Muscle soreness after running

As a dedicated cyclist I only occasionally do runs to mix the training up a bit or to avoid doing nothiong at all, when on vacation or on the road without a bike.
The problem is with the unregular runs I alway end up with extrem sore muscles preventing me to do any workout at all for several days. As long as I run at least once or twice a week I don’t have that problem… But when I start running again after a longer break, I always have extreme sore muscles, even after the shortest and easiest runs.
Is there any suggestion as to what to do about it? As long as the cycling season is running and I train according to a training plan, I simply don’t have the time to do regular runs. But as the off-season approaches, I always suffer from the sheer expectation of sore muscles after the first run in the off-season.


How short is a short run?
I recommend doing some dynamic stretches to get you going.
Best thing to do is set out at a light jog for 5mins then stop to do your dynamic lunges (toe reaches, high knees, heel kicks, lunge & rotation, squat & overhead reach, etc) and then get going into your run.
When you finish, a few minutes to walk off the legs to avoid blood pooling will also help and then some static stretches or a yoga video


This! :+1:

If you’re like me, I always end up with sore soleus and calf muscles when I restart after a break from running. Those muscles aren’t really heavily used during rides, and certainly not used to the impact of running.

First, the obvious thing is keep running 1-2 times per week but try reducing the duration/intensity. I’ve been good about doing this so far this year but have kept my runs short to allow my cycling not to suffer.

Second … this summer I started “allowing” myself to do walk-run sessions. If you can bring yourself to do this (and you should), you can play with the ratio of walking to running to control the duration and intensity. It’s nice to do these workouts and not feel as beat up from the impact. These are sometimes more enjoyable than normal runs, once I set my ego aside.

Lastly, the other thing you can do is strength work on your lower legs … seated and standing calf raises to strengthen your soleus and calf muscles. I’ve been meaning to do this but strength and mobility work always seems to take a back seat, but shouldn’t. :man_shrugging:t2:

Good luck!


Ultimately, running requires a different type of muscle contraction called an eccentric contraction that cycling does not use. Eccentric contractions are effectively lengthening movements of the muscle that cause tearing and damage to the muscles that result in soreness, typically peaking 24-48 hours after exercise. Strength training also includes eccentric muscle contractions when you lower a weight against gravity, which is why strength training and running (as well as downhill skiing among other movements) cause much more soreness than cycling does.

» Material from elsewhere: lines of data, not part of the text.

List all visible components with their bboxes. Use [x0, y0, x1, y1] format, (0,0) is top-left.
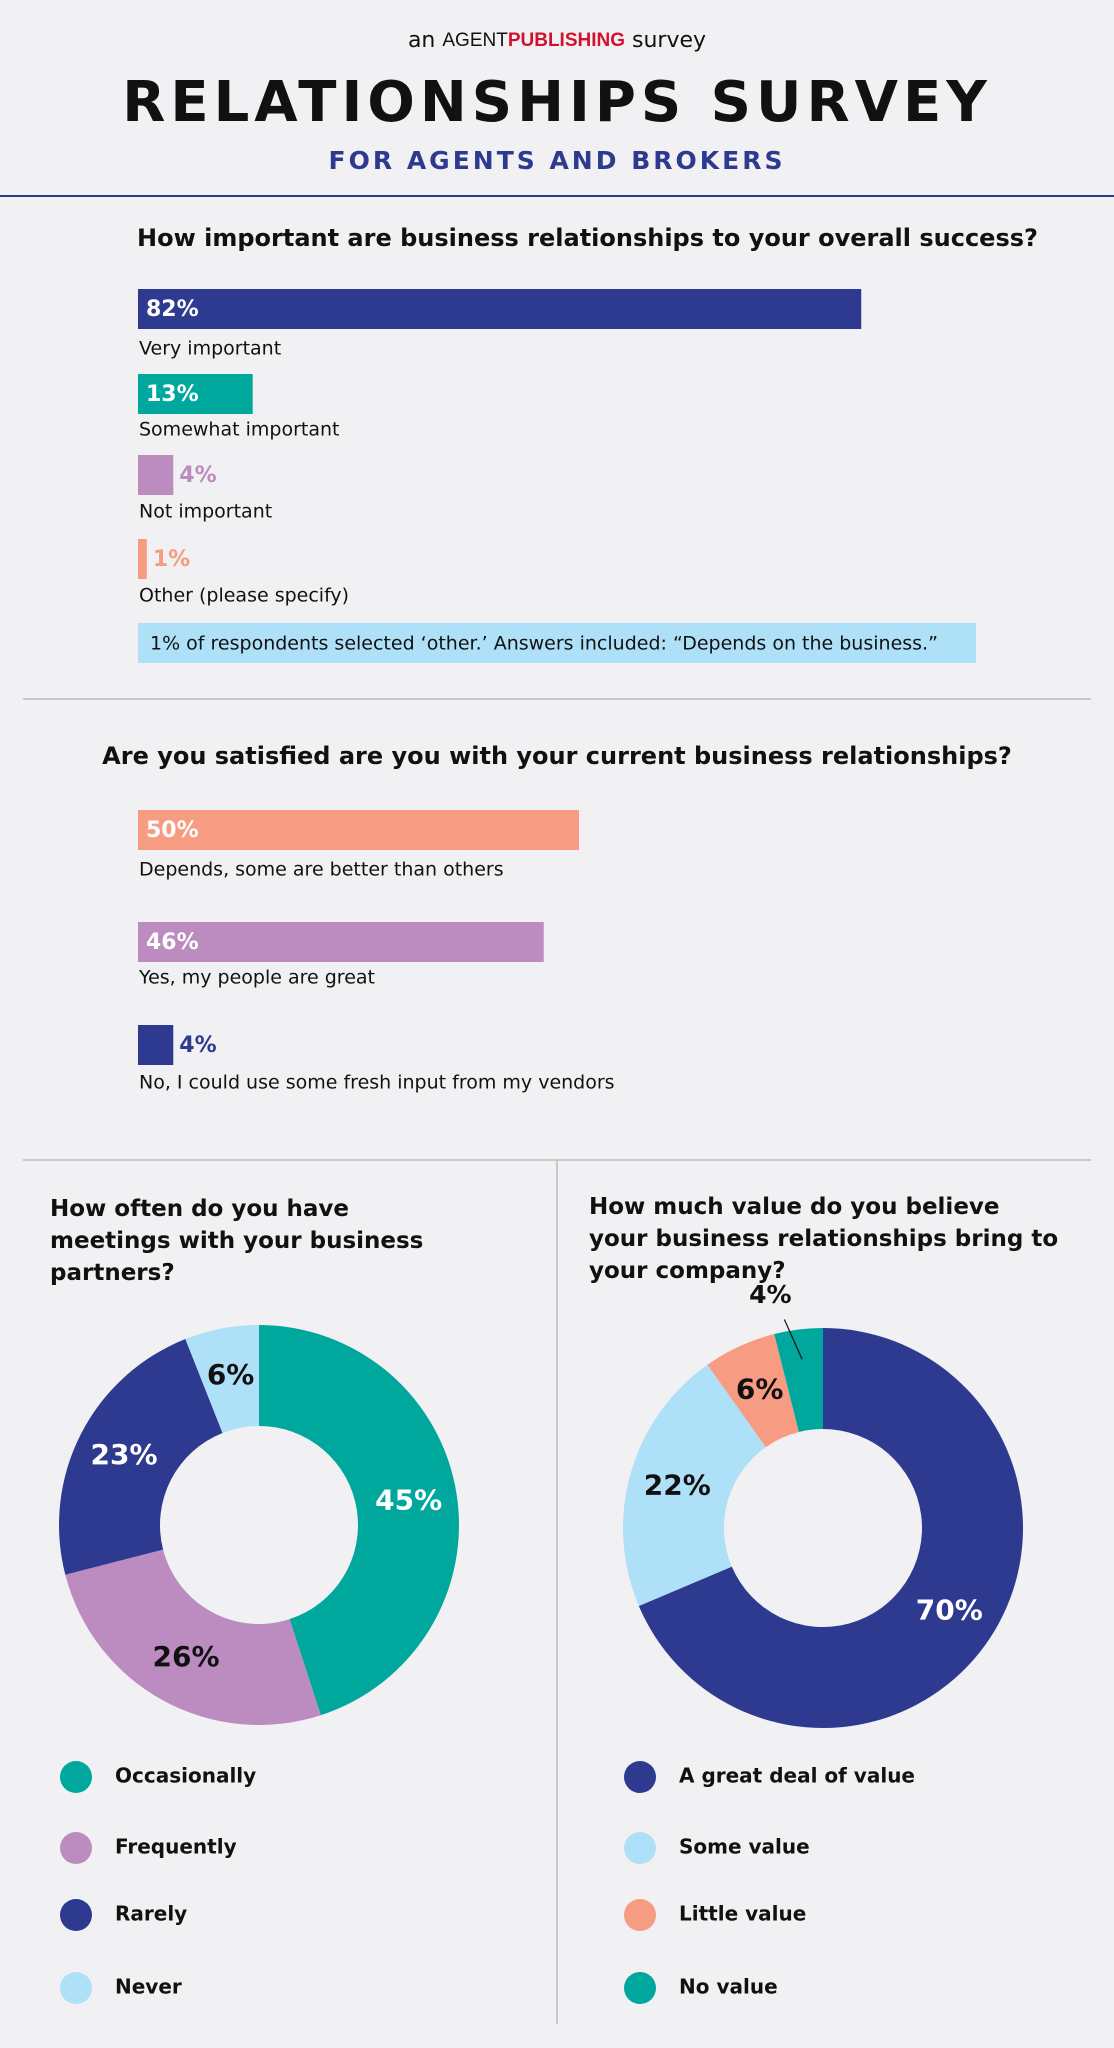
category-label: Yes, my people are great [138, 967, 375, 989]
donut-slice [774, 1328, 823, 1432]
bar [138, 539, 147, 579]
value-label: 23% [90, 1438, 157, 1471]
bar [138, 922, 544, 962]
value-label: 26% [152, 1640, 219, 1673]
donut-slice [65, 1549, 321, 1725]
chart-title: How important are business relationships… [137, 224, 1038, 252]
chart-title: How often do you have meetings with your… [50, 1196, 431, 1286]
legend-swatch [60, 1972, 92, 2004]
legend-swatch [60, 1899, 92, 1931]
legend-label: A great deal of value [679, 1764, 915, 1788]
category-label: Very important [139, 338, 281, 360]
bar [138, 810, 579, 850]
bar [138, 374, 253, 414]
category-label: Somewhat important [139, 419, 339, 441]
value-label: 4% [179, 463, 216, 488]
value-label: 50% [146, 818, 199, 843]
note: 1% of respondents selected ‘other.’ Answ… [150, 633, 938, 655]
value-label: 4% [749, 1280, 791, 1309]
chart-title: Are you satisfied are you with your curr… [102, 742, 1012, 770]
note-box [138, 623, 976, 663]
donut-slice [185, 1325, 259, 1433]
value-label: 13% [146, 382, 199, 407]
legend-label: Some value [679, 1835, 810, 1859]
legend-label: Occasionally [115, 1764, 256, 1788]
legend-label: Rarely [115, 1902, 187, 1926]
donut-slice [259, 1325, 459, 1716]
category-label: Not important [139, 501, 272, 523]
value-label: 22% [644, 1469, 711, 1502]
page-title: RELATIONSHIPS SURVEY [122, 70, 992, 135]
legend-label: No value [679, 1975, 778, 1999]
page-subtitle: FOR AGENTS AND BROKERS [329, 146, 786, 175]
chart-title: How much value do you believe your busin… [589, 1194, 1066, 1284]
donut-slice [707, 1334, 799, 1448]
legend-swatch [60, 1832, 92, 1864]
brand-line: an AGENTPUBLISHING survey [408, 28, 706, 53]
value-label: 6% [736, 1372, 784, 1405]
bar [138, 455, 174, 495]
legend-label: Never [115, 1975, 182, 1999]
category-label: Other (please specify) [139, 585, 349, 607]
donut-slice [638, 1328, 1024, 1728]
brand-pre: an [408, 28, 435, 53]
legend-label: Frequently [115, 1835, 237, 1859]
value-label: 82% [146, 297, 199, 322]
bar [138, 1025, 174, 1065]
brand-a: AGENT [442, 30, 508, 51]
value-label: 46% [146, 930, 199, 955]
bar [138, 289, 862, 329]
legend-swatch [60, 1761, 92, 1793]
category-label: No, I could use some fresh input from my… [139, 1072, 615, 1094]
value-label: 45% [375, 1483, 442, 1516]
value-label: 70% [916, 1594, 983, 1627]
value-label: 4% [179, 1033, 216, 1058]
legend-swatch [624, 1972, 656, 2004]
legend-swatch [624, 1899, 656, 1931]
donut-slice [58, 1339, 223, 1575]
legend-label: Little value [679, 1902, 806, 1926]
brand-b: PUBLISHING [508, 30, 625, 51]
category-label: Depends, some are better than others [139, 859, 504, 881]
leader-line [783, 1319, 803, 1360]
legend-swatch [624, 1761, 656, 1793]
brand-post: survey [632, 28, 706, 53]
donut-slice [623, 1364, 766, 1606]
value-label: 1% [153, 547, 190, 572]
value-label: 6% [207, 1358, 255, 1391]
legend-swatch [624, 1832, 656, 1864]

There’s something that is know as the “repeated bout effect” with eccentric muscle contractions that after you’ve done a movement that gets you sore, if you continue to repeat a similar stress on the same muscles the amount of damage and soreness will be significantly less than the initial stressor.

In a practice sense, the protective aspect of the repeated bout effect lasts about 1 up to 2 weeks. If you were to perform strength training consistently, you’ll have less exercise induced muscle soreness when you run. Also, if you run about once a week you’ll maintain a reasonable level of protection.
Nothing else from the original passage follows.